The 13th Amendment was passed in 1865, stating that nobody in the United States shall be placed into slavery unless it was for punishment for a crime that the individual had been convicted of. Political rights were secured by the law, but social rights were not, and whomever individuals decided to interact with was considered a social right unless protected by the law.
The 1866 Civil Rights Act added additional protection for African Americans.
The 14th Amendment was passed in 1868, which clarifies what it means to be a citizen of the United States. This amendment states that a United States citizen is an individual who was born in or naturalized under the jurisdiction of the U.S. No state would pass any laws that would remove or change the citizenship, but no state can strip any person of life, liberty or property without the protection of the law.
TMM 51-62
The author states that a stable society demands that all three classes of man be honored, which are rulers, auxiliaries and craftsmen. The justification for ranking of men has been altered throughout the years.
The author also states that this book is about the scientific version of Plato’s tale. It speaks on the social and economic differences between race, gender, and classes. The basic argument has not changed, that social and economic rules correctly reflect the natural structure of people.
This book aims to portray the scientific weaknesses and political contexts of determinist arguments. The author says that it is not his message that biological determinists were bad scientists or that they are always wrong, but that science should be understood as a social phenomenon, not the work of robots set to collect pure information.

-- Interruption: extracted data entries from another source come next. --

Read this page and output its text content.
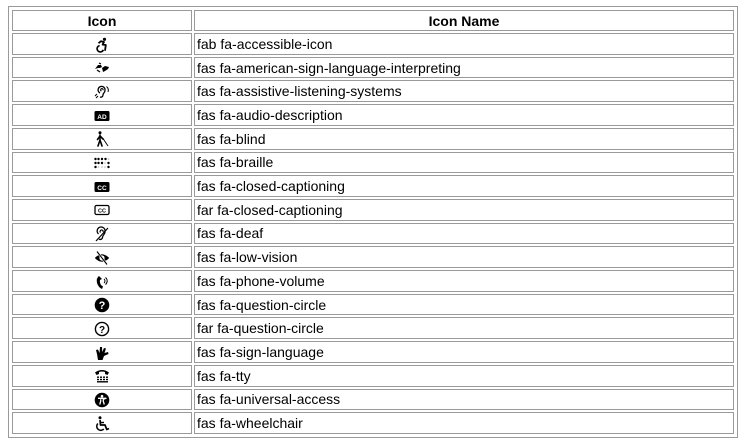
Icon	Icon Name

	fab fa-accessible-icon

	fas fa-american-sign-language-interpreting

	fas fa-assistive-listening-systems

AD	fas fa-audio-description

	fas fa-blind

	fas fa-braille

CC	fas fa-closed-captioning

CC	far fa-closed-captioning

	fas fa-deaf

	fas fa-low-vision

	fas fa-phone-volume

?	fas fa-question-circle

?	far fa-question-circle

	fas fa-sign-language

	fas fa-tty

	fas fa-universal-access

	fas fa-wheelchair
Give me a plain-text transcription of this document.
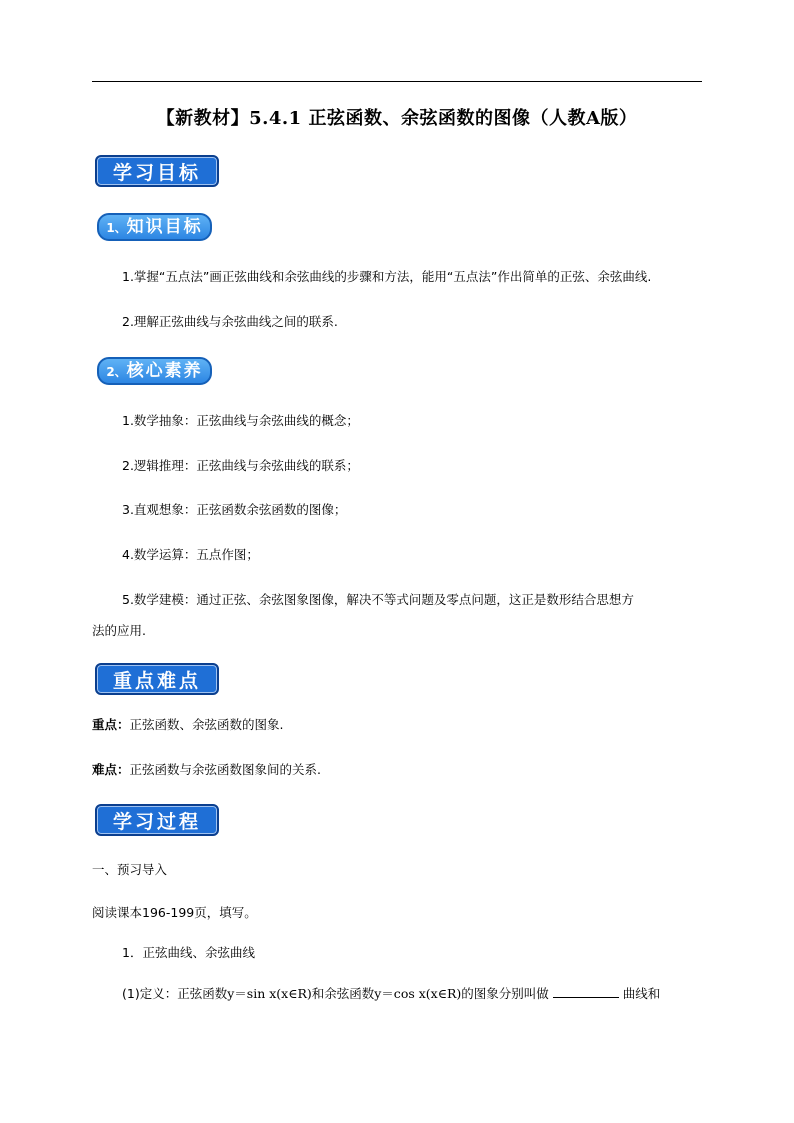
【新教材】5.4.1 正弦函数、余弦函数的图像（人教A版）
学习目标
1、知识目标
1.掌握“五点法”画正弦曲线和余弦曲线的步骤和方法，能用“五点法”作出简单的正弦、余弦曲线.
2.理解正弦曲线与余弦曲线之间的联系.
2、核心素养
1.数学抽象：正弦曲线与余弦曲线的概念；
2.逻辑推理：正弦曲线与余弦曲线的联系；
3.直观想象：正弦函数余弦函数的图像；
4.数学运算：五点作图；
5.数学建模：通过正弦、余弦图象图像，解决不等式问题及零点问题，这正是数形结合思想方
法的应用.
重点难点
重点：正弦函数、余弦函数的图象.
难点：正弦函数与余弦函数图象间的关系.
学习过程
一、预习导入
阅读课本196-199页，填写。
1．正弦曲线、余弦曲线
(1)定义：正弦函数y＝sin x(x∈R)和余弦函数y＝cos x(x∈R)的图象分别叫做	曲线和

The history of many scientific subjects is practically free from constraints of fact for two reasons. First, some topics are invested with a lot of social importance but little reliable information. Second, multiple questions are formulated by scientists in a restricted way that any reasonable answer can only validate a social preference.

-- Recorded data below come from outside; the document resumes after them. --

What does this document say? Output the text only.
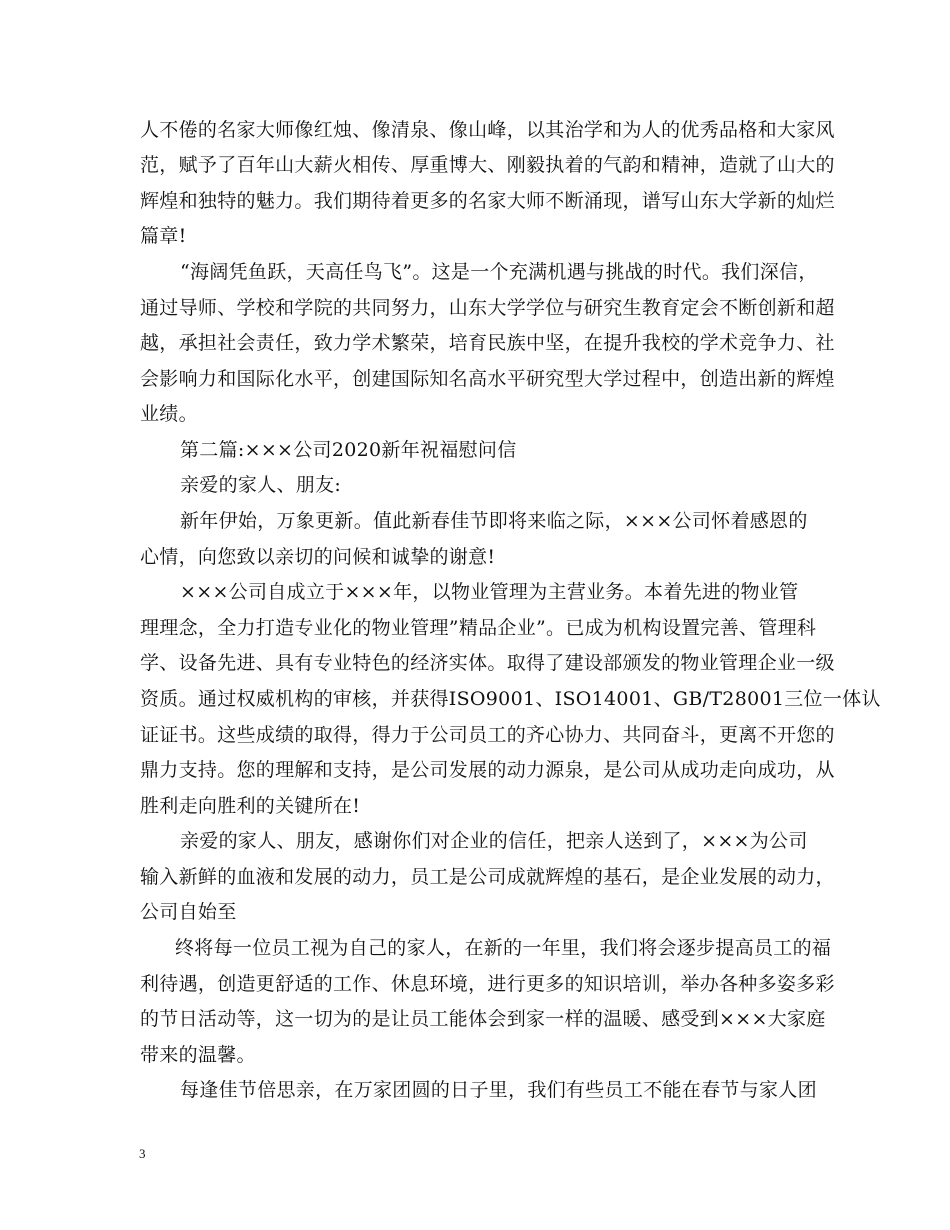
人不倦的名家大师像红烛、像清泉、像山峰，以其治学和为人的优秀品格和大家风
范，赋予了百年山大薪火相传、厚重博大、刚毅执着的气韵和精神，造就了山大的
辉煌和独特的魅力。我们期待着更多的名家大师不断涌现，谱写山东大学新的灿烂
篇章!
“海阔凭鱼跃，天高任鸟飞”。这是一个充满机遇与挑战的时代。我们深信，
通过导师、学校和学院的共同努力，山东大学学位与研究生教育定会不断创新和超
越，承担社会责任，致力学术繁荣，培育民族中坚，在提升我校的学术竞争力、社
会影响力和国际化水平，创建国际知名高水平研究型大学过程中，创造出新的辉煌
业绩。
第二篇:×××公司2020新年祝福慰问信
亲爱的家人、朋友:
新年伊始，万象更新。值此新春佳节即将来临之际，×××公司怀着感恩的
心情，向您致以亲切的问候和诚挚的谢意!
×××公司自成立于×××年，以物业管理为主营业务。本着先进的物业管
理理念，全力打造专业化的物业管理”精品企业”。已成为机构设置完善、管理科
学、设备先进、具有专业特色的经济实体。取得了建设部颁发的物业管理企业一级
资质。通过权威机构的审核，并获得ISO9001、ISO14001、GB/T28001三位一体认
证证书。这些成绩的取得，得力于公司员工的齐心协力、共同奋斗，更离不开您的
鼎力支持。您的理解和支持，是公司发展的动力源泉，是公司从成功走向成功，从
胜利走向胜利的关键所在!
亲爱的家人、朋友，感谢你们对企业的信任，把亲人送到了，×××为公司
输入新鲜的血液和发展的动力，员工是公司成就辉煌的基石，是企业发展的动力，
公司自始至
终将每一位员工视为自己的家人，在新的一年里，我们将会逐步提高员工的福
利待遇，创造更舒适的工作、休息环境，进行更多的知识培训，举办各种多姿多彩
的节日活动等，这一切为的是让员工能体会到家一样的温暖、感受到×××大家庭
带来的温馨。
每逢佳节倍思亲，在万家团圆的日子里，我们有些员工不能在春节与家人团
3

Biological determination touches almost every aspect of the interaction between biology and society. Intelligence becomes an entity, and standard procedures of science effectively dictate that a location and physical substrate be sought for it. There are two fallacies the author focuses on during the argument, reification and ranking.
Different arguments for ranking have characterized the last two centuries. Craniometry was the leading numerical science of biological determinism during the nineteenth century. What craniometry was for the nineteenth century, intelligence testing has become for the twentieth, when it assumes that intelligence is a single, innate, heritable, and measurable thing.